The PKR deputy president also said Prime Minister Datuk Seri Najib Razak was “fooling” the public by blaming the ringgit’s loss in value to the US dollar on “political play”, instead of taking responsibility.
“The prime minister’s statement yesterday that ‘the existence of political play and intense speculation has resulted in an uncertain sentiment towards the administration’ is clearly aimed at pointing the blame on our ringgit fiasco on others but himself.
“Nothing short of major changes in leadership and the political equation can halt the slide as well as save us from the brink of national disaster,” Azmin said in a statement today.
The ringgit hit a low of 4.0725 to the US dollar this morning after crude oil prices fell below US$42 (RM171) a barrel, The Edge Markets had reported.
But it has also been Asia’s worst-performing currency, hitting a 17-year low of 4.1180 last Friday, made worse by ongoing political turmoil over investigations into state government firm 1Malaysia Development Bhd (1MDB) that investors say is affecting confidence.
Azmin today said people were not fooled by Najib’s “grandstanding” and public relations “sound bites”.
The ringgit is likely to remain weak so long as political uncertainties continue.
“The prime minister must therefore stop this charade of pretending that it is business as usual and that he can continue to lead the nation out of the mess by merely dismissing his deputy and appointing new ministers to shore up support for him,” he said, referring to Najib’s recent move to reshuffle his Cabinet by dropping those critical of his handling of 1MDB.
Najib is also finance minister and chairman of 1MDB’s advisory board.
Azmin said Najib has failed to come clean on 1MDB’s financial scandals involving debts of RM42 billion, and especially the RM2.6 billion in his accounts from a political donor, and their impact on the nation.
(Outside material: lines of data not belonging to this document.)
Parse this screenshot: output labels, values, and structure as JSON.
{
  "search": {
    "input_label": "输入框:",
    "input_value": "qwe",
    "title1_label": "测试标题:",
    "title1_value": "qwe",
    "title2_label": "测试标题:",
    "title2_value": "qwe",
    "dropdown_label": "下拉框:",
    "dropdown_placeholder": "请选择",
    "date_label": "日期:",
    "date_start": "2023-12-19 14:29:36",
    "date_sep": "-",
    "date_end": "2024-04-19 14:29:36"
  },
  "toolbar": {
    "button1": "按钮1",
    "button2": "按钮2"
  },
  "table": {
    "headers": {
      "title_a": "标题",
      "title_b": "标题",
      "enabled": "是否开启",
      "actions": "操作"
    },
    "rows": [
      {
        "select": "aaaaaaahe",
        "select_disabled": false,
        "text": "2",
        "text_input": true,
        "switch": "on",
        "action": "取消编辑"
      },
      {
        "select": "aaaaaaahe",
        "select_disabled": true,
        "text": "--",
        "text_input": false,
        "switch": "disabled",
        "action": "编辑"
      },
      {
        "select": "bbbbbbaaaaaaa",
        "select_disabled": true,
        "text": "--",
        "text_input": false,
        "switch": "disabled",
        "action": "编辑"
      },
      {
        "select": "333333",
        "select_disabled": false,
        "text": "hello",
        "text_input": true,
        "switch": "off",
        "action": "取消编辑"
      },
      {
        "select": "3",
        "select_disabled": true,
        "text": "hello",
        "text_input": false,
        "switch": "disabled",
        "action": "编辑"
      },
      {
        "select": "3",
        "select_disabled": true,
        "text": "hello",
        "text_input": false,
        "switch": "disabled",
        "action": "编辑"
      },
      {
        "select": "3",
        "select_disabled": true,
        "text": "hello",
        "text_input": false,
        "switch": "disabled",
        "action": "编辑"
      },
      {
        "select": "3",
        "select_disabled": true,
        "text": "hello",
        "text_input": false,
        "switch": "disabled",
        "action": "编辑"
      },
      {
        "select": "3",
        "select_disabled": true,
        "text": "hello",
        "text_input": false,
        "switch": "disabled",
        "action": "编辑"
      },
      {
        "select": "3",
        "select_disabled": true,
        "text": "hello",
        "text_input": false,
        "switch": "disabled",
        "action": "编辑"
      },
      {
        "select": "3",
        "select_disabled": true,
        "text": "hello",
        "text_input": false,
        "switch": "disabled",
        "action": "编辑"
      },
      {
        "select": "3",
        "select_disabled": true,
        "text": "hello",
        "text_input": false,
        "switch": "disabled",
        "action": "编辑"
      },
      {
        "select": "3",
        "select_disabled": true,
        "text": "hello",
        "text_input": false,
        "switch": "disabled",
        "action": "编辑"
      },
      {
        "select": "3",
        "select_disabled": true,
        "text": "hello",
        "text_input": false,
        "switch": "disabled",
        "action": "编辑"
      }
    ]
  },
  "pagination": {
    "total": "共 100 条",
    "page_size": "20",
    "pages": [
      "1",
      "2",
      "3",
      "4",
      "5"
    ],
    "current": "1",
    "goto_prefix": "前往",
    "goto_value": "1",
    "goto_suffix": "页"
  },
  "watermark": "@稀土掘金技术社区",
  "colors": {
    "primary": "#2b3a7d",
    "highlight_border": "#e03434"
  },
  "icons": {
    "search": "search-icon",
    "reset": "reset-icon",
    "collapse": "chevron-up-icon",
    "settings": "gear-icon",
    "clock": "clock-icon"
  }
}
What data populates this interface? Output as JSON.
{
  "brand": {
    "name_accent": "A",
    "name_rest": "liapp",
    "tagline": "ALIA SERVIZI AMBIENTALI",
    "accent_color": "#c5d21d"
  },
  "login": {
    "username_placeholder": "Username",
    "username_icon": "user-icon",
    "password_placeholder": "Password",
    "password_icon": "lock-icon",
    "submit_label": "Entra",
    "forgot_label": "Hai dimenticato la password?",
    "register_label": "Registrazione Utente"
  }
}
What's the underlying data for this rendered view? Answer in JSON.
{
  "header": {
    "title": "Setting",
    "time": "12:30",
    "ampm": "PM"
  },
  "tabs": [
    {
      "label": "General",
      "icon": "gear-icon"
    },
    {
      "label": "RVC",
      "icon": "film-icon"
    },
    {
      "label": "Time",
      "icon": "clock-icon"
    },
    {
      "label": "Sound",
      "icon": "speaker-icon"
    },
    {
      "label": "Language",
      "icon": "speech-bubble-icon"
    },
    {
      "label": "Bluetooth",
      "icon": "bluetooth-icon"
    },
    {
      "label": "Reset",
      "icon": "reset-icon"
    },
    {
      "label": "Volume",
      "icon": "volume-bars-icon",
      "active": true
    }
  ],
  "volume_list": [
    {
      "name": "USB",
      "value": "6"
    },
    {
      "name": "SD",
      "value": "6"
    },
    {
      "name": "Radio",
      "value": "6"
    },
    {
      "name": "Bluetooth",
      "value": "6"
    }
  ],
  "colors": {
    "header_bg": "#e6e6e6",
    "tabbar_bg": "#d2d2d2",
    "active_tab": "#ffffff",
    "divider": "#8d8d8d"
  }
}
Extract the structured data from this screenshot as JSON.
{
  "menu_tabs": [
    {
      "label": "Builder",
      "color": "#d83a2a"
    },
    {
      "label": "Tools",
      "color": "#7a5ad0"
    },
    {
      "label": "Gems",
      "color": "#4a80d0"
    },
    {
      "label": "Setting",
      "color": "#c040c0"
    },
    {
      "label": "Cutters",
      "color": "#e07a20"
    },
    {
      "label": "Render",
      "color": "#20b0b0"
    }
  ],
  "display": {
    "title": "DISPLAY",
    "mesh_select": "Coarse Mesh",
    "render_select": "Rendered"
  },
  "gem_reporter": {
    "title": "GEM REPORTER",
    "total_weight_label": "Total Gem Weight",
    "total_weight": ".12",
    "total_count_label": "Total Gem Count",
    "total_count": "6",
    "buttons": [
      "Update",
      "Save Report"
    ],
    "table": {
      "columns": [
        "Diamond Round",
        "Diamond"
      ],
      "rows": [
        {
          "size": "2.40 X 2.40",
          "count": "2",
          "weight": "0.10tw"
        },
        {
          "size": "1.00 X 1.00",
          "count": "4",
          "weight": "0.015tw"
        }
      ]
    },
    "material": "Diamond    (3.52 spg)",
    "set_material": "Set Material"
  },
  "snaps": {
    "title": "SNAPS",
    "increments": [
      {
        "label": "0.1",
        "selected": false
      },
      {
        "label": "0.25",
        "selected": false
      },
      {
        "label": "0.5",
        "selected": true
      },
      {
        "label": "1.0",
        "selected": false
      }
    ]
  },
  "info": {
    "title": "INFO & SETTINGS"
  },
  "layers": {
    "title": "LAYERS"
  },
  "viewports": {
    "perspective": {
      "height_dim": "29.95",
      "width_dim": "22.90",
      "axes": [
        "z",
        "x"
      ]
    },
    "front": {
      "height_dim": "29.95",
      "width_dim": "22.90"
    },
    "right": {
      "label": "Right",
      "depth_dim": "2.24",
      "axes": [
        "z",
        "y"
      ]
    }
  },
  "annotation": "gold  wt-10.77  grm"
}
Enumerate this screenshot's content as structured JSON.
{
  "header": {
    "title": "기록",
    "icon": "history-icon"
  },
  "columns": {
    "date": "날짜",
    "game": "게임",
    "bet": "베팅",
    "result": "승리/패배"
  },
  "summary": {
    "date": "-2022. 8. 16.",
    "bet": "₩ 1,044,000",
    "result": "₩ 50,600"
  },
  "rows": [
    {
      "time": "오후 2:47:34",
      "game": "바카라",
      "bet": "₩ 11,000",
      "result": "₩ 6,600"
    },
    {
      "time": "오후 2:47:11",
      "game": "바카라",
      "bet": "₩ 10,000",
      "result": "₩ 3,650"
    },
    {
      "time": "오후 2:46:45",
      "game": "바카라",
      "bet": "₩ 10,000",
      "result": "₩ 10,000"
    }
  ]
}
He said there were indeed external factors causing the ringgit’s fall, such as drop in oil prices, a likely increase in US interest rates, and China’s depreciation of its yuan.
“But these factors are affecting other currencies in the region as well. The question is why is our ringgit the hardest hit among all the major regional currencies?” Azmin said.
He added that recent moves such as the disbanding of Parliament’s Public Accounts Committee (PAC) as a result of the Cabinet reshuffle, and the apparent obstruction of anti-graft investigators probing into a 1MDB-linked company, had also given the appearance of collusion and conspiracy in the government, which worsened negative perceptions on the country’s leadership. – August 14, 2015.